Gen. James McConville, the Army G1, on Tuesday signed a memo that authorizes the uniform change.
"Effective immediately, Commanders may authorize Soldiers to roll-up the sleeves on the universal camouflage pattern (UCP) ACU, operational camouflage pattern (OCP) ACU or operation enduring freedom camouflage pattern (OEF-CP) ACU," according to the memo.
The decision follows a 10-day pilot with soldiers at Fort Hood, Texas.
"We're going sleeves up, camo out," Sgt. Maj. of the Army Daniel Dailey said in an Army press release.

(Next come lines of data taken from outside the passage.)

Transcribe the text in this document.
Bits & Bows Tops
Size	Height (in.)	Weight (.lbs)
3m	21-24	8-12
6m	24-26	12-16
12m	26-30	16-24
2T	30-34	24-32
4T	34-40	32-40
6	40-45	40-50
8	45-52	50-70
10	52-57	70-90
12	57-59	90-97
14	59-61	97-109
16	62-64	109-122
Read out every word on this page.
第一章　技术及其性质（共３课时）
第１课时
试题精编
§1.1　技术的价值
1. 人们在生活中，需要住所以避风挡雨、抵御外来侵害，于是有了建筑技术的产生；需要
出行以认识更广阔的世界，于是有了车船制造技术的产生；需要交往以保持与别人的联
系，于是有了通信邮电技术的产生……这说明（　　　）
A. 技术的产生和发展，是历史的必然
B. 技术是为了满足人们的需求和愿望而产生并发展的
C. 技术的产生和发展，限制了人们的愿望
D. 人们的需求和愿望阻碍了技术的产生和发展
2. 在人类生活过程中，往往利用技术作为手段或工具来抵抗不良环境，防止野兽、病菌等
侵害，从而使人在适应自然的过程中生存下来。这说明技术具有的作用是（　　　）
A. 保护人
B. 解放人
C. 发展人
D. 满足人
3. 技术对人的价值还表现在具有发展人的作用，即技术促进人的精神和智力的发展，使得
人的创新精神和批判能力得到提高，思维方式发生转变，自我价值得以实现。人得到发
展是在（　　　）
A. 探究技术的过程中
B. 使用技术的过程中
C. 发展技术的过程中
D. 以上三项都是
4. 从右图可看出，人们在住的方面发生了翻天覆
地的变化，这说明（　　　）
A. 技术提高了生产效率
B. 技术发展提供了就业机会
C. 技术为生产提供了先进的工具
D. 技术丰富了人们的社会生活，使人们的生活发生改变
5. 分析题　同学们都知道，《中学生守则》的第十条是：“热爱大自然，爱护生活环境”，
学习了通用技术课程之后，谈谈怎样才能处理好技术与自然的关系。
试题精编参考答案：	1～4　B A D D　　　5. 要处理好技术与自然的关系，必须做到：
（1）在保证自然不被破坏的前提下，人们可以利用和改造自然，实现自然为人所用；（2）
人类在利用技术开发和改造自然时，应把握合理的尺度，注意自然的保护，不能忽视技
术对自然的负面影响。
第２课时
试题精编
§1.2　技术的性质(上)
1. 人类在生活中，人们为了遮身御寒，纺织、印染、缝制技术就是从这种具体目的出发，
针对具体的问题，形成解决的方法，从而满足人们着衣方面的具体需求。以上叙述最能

Secretary of the Army Eric Fanning, the service's newest top civilian official, was asked about the new policy at a public event on the day it was approved, but he decided to sidestep the issue.
"I think for any number of reasons, I'm going to stay away from uniform issues," Fanning told an audience at an Association of the United States Army breakfast.
"But I'm watching closely, and if successful, I think we need a pilot on the civilian side as well," he said.
When soldiers wear the sleeves of the ACU coat rolled up, the camouflage pattern will remain exposed, the memo states. Personnel will roll sleeves neatly above the elbow but no more than three inches above the elbow.
"Most senior NCOs today should remember how they used to roll their BDU sleeves and teach their soldiers," said Hank Minitrez, an Army spokesman.
In addition to the exposed camouflage roll, soldiers may cuff their sleeves above the wrist on the forearm during field training exercises or operations with their commanders approval, Daily said.
"It's often referred to as a Delta roll or SF roll," Dailey said.
There will be no time restrictions on the new policy, Dailey said.
"For instance, company commanders in Hawaii can make the decision to go sleeves up any time of year," he said.
The Army also posted a website with an instruction video on how to roll up the sleeves, along with several common questions about the new policy.
For example, the first question asked about whether the policy still applies to soldiers with arm tattoos.
"As long as the Soldier's tattoos are already in compliance with regulatory guidance, there is no issue with tattoos being displayed when sleeves are rolled up," the answer states.